I believe that art is, first and foremost, a language and a social dialogue. As an educator, my job is to cultivate well-rounded and informed makers that are fluent in their media while preparing them for post-undergraduate life in art-related fields. To do this, I use phenomenological and heuristic approaches to cultivate the connections between formal skills and conceptual development. I ask that students become attuned to the nuances of their perceptions; by connecting specific actions, such as writing, collecting materials, walking, and movements, to visual research, students learn that their work is inextricable from their situated perspective and daily routines. The goal is to provide students with the experiences they need to create work that aligns their identity with personal expression and technical abilities. With these skills, their work will be able to enter the local and global community through exhibitions, commissions, performances, and collaborative projects.
My students are consistently reminded that experimentation is a significant part of the process. As each student is in flux, I encourage an openness to change and eagerness to search. To aid in this process, my assignments are broken down into multistep exercises that build formal and conceptual strength.
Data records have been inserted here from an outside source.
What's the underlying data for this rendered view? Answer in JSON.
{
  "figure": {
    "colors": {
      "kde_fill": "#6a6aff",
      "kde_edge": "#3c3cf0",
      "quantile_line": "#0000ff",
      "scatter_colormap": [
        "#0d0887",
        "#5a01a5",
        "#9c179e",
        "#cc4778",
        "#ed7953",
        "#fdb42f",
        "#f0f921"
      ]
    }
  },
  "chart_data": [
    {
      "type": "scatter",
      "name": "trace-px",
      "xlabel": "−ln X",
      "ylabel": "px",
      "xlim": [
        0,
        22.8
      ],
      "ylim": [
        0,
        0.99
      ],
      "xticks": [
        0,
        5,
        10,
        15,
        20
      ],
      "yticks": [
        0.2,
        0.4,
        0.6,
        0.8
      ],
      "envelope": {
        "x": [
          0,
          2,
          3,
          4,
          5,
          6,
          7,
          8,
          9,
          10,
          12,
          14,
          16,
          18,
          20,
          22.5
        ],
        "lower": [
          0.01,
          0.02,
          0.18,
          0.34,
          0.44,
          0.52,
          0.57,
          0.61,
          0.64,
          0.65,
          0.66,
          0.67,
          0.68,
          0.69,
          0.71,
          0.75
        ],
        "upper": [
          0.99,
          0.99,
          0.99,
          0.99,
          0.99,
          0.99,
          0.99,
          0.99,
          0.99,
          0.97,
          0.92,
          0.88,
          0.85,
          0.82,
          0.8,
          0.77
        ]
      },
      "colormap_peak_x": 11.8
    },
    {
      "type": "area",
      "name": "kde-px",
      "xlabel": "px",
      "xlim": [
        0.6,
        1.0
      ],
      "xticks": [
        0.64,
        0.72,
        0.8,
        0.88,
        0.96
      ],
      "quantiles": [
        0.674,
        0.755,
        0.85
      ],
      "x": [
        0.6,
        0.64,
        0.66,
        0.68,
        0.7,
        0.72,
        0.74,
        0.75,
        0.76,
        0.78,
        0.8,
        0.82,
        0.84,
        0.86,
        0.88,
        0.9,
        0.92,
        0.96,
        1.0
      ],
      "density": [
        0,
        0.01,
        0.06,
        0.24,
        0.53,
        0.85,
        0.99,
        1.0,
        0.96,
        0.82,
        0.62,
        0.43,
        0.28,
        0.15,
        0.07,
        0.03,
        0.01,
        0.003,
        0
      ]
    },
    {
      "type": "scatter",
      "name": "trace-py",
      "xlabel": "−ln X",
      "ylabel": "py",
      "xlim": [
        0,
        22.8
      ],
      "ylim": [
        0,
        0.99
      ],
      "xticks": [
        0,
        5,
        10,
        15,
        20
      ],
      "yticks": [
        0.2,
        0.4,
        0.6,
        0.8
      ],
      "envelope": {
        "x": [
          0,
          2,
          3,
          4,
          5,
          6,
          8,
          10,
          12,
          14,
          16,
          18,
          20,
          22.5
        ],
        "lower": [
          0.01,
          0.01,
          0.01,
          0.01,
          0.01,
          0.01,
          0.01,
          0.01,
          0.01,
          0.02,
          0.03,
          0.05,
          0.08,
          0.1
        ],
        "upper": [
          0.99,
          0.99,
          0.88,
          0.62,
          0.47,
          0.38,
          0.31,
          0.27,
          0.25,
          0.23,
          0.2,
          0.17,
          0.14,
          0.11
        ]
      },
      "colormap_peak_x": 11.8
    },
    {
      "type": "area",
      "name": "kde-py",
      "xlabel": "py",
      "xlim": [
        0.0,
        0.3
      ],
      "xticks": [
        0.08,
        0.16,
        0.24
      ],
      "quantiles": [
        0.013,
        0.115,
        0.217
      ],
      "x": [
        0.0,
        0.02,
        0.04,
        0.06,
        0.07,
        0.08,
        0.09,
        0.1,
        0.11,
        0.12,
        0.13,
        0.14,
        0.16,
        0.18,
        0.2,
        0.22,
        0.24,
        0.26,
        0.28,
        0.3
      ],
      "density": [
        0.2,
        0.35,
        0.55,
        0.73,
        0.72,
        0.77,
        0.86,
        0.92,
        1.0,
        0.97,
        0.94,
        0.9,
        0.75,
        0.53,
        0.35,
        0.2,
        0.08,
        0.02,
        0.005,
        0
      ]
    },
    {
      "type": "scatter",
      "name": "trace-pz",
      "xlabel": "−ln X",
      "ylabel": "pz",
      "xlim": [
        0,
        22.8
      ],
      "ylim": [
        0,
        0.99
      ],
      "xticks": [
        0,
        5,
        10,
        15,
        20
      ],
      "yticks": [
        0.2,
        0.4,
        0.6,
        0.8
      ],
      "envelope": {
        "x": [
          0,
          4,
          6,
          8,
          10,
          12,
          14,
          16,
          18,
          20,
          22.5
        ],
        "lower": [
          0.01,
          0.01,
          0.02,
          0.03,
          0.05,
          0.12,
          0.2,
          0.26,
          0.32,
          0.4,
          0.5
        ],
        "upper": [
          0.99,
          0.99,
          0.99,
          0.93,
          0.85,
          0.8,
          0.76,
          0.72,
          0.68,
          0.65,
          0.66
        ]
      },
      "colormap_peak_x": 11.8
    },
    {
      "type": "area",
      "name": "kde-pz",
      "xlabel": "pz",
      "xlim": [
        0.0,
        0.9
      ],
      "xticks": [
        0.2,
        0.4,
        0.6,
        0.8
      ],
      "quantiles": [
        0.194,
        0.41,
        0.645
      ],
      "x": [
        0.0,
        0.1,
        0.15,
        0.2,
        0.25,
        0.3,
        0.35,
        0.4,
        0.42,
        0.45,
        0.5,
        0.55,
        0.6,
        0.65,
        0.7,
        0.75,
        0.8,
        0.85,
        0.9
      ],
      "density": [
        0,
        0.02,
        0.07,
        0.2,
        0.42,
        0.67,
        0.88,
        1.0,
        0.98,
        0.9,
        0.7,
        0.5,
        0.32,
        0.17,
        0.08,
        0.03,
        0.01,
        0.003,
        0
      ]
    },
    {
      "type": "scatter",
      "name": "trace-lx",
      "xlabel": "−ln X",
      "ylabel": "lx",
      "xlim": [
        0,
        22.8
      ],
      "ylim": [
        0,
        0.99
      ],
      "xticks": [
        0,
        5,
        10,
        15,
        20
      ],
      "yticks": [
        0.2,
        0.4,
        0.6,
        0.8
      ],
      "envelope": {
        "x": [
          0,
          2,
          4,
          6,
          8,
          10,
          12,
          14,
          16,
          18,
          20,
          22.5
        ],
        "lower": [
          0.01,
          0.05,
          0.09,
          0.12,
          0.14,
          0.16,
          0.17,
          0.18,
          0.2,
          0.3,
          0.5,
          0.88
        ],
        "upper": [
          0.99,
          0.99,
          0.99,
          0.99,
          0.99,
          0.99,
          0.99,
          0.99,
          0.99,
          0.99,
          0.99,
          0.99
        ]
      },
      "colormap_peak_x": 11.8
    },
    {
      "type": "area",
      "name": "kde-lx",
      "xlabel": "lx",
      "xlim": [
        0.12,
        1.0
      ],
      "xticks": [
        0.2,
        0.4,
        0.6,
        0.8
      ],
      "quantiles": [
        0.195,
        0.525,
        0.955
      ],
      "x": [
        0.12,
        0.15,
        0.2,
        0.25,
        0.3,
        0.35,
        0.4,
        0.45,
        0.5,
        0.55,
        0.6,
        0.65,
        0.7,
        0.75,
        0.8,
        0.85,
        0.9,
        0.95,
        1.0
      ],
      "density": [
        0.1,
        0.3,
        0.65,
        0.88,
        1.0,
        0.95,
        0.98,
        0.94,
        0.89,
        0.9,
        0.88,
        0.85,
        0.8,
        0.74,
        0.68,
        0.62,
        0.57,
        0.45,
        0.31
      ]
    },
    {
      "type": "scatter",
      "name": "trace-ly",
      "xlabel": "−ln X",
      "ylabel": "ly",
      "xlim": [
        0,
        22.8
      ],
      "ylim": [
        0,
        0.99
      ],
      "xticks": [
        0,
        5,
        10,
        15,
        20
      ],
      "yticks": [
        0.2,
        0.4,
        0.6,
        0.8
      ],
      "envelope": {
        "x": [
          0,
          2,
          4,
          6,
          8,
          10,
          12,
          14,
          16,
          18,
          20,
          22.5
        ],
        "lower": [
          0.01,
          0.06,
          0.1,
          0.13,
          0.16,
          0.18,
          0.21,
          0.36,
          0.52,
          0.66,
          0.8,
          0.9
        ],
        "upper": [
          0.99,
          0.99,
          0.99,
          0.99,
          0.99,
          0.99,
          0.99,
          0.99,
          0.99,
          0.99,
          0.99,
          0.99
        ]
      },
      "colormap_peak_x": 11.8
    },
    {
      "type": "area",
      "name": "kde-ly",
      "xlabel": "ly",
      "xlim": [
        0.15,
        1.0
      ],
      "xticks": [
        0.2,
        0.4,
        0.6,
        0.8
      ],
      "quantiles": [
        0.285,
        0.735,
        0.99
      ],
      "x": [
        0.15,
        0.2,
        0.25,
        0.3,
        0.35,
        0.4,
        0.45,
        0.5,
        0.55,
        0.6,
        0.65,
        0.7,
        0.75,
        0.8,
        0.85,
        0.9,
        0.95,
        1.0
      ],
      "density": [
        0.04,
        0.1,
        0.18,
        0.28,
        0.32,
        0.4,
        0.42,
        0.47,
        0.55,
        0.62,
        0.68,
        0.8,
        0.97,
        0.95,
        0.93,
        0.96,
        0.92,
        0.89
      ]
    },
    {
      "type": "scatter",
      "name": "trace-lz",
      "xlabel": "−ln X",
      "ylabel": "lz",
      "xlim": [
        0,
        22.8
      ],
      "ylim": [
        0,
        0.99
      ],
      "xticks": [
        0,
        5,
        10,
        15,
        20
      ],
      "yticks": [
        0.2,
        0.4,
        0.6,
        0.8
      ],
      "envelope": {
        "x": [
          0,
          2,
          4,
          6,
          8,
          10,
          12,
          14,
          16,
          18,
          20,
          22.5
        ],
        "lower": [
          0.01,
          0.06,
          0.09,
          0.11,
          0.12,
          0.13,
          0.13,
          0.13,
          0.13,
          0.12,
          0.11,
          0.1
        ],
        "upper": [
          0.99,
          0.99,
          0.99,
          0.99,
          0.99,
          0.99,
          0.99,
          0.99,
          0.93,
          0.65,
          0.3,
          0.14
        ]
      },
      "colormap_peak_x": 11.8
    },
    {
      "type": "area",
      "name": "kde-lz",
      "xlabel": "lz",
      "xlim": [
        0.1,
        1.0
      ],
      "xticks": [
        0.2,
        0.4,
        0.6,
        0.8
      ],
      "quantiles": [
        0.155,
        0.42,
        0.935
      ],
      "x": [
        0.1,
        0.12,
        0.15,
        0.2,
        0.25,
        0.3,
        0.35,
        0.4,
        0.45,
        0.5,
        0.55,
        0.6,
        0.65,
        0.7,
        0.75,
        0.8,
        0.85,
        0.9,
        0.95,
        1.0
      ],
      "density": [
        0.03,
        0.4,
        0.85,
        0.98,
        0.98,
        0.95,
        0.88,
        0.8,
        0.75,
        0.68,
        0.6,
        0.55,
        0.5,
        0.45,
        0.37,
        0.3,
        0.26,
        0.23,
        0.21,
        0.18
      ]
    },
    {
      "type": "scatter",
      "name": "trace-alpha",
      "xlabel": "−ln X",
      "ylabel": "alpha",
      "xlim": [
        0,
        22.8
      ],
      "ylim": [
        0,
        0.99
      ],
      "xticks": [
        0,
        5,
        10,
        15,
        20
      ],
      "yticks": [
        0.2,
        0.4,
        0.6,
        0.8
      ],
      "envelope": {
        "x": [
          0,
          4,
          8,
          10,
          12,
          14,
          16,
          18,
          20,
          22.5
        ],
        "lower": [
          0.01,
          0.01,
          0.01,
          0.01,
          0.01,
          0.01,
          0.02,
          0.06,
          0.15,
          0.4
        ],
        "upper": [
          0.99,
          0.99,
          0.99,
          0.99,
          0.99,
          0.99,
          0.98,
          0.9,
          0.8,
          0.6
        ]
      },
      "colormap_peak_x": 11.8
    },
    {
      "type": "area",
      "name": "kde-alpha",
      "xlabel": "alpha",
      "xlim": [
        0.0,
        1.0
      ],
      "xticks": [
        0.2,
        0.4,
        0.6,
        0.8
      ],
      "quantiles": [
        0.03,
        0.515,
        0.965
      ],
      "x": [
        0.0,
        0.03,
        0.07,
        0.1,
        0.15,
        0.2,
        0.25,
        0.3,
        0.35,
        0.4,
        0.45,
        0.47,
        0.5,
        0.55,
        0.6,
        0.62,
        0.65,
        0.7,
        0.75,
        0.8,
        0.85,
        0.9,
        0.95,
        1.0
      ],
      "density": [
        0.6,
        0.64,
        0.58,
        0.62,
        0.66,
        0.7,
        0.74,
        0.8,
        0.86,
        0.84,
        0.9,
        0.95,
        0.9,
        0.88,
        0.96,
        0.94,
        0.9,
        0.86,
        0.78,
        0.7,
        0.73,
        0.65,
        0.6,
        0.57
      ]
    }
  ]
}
In the Two-Dimensional Design curriculum, students demonstrate their understanding of how each element interacts with the principles by completing quick exercises in various media, ranging from Photoshop, Illustrator, painting, drawing, photography, and printmaking. For example, to demonstrate the relationship between line and the principles of unity, repetition, variation, and movement, students were required to take 15 photos of any subject matter they preferred; they then used Illustrator to convert those photos to line, pulled the images apart, and reassembled them to abstracted, asymmetrically balanced “landscapes.” Once their composition was resolved, they transferred their design to Bristol paper four times to explore the influence that line weight and expressive mark-making have on perceptual space and the focal points. This is one example of how students execute their understanding of the elements and principles of design with projects that reinforce personal research, iteration, and variation.
In painting and drawing courses, my lessons are broken down as such: painting/drawing as seeing, painting/drawing as material, and painting/drawing as personal research. Beginning with “seeing,” students learn foundational skills in representational painting and drawing, utilizing measurement, gesture, value relationships, and color studies. Specifically, alla prima and indirect painting techniques are extensively studied through still-life. As students advance, the biggest shift takes place when a work of art is no longer seen as just an interface; instead, it becomes three-dimensional through material inquiry. To exemplify this in painting, students were required to use cold-wax medium and oil paint to physically mimic the way a surface or texture feels. After all, we already live in a culture of seeing; by engaging touch, the surface becomes more intentional, a moment of empathy. Once a medium is understood as conveying experience, it becomes personal research. In these early phases, finding a voice that is both personal and social is the biggest challenge. This cannot happen without play and investigation.
Students gradually gain control of their media and concepts through demonstration videos, individual meetings, informal group discussions with peers, and formal critiques. To help students learn more effectively in an online or hybrid environment, I have adapted my teaching strategies by breaking down my demonstration videos into shorter subtopics. This has significantly increased the amount of engagement as students can naturally pause to ask questions between each video. Especially as classes take hybrid form, students depend on interpersonal interaction to feel secure with their progress and supported by the community. To ensure that everyone gets the feedback they deserve, weekly timeslots for private remote meetings are part of the course outline. In these meetings, students can gain confidence in a private space where thoughts, emotions, and ideas are valued without judgment. They can then bring these ideas into informal discussions and formal critiques; these exchanges render a chance for students to connect philosophical ideas to concrete examples while helping peers see their own work through the eyes of others.
As students experiment with a range of formal possibilities with a variety of mediums, the lessons themselves are discussed from critical and historical perspectives. It is essential that students recognize the social context from which each formal concept arises. Art does not exist in a vacuum; it is the result of social systems, material research, and personal experience. By introducing students to diverse artists and cross-disciplinary methods, I demonstrate that there is not one, singular approach to visual communication. Once materiality, imagery and processes are understood as conveying meaning, art becomes research.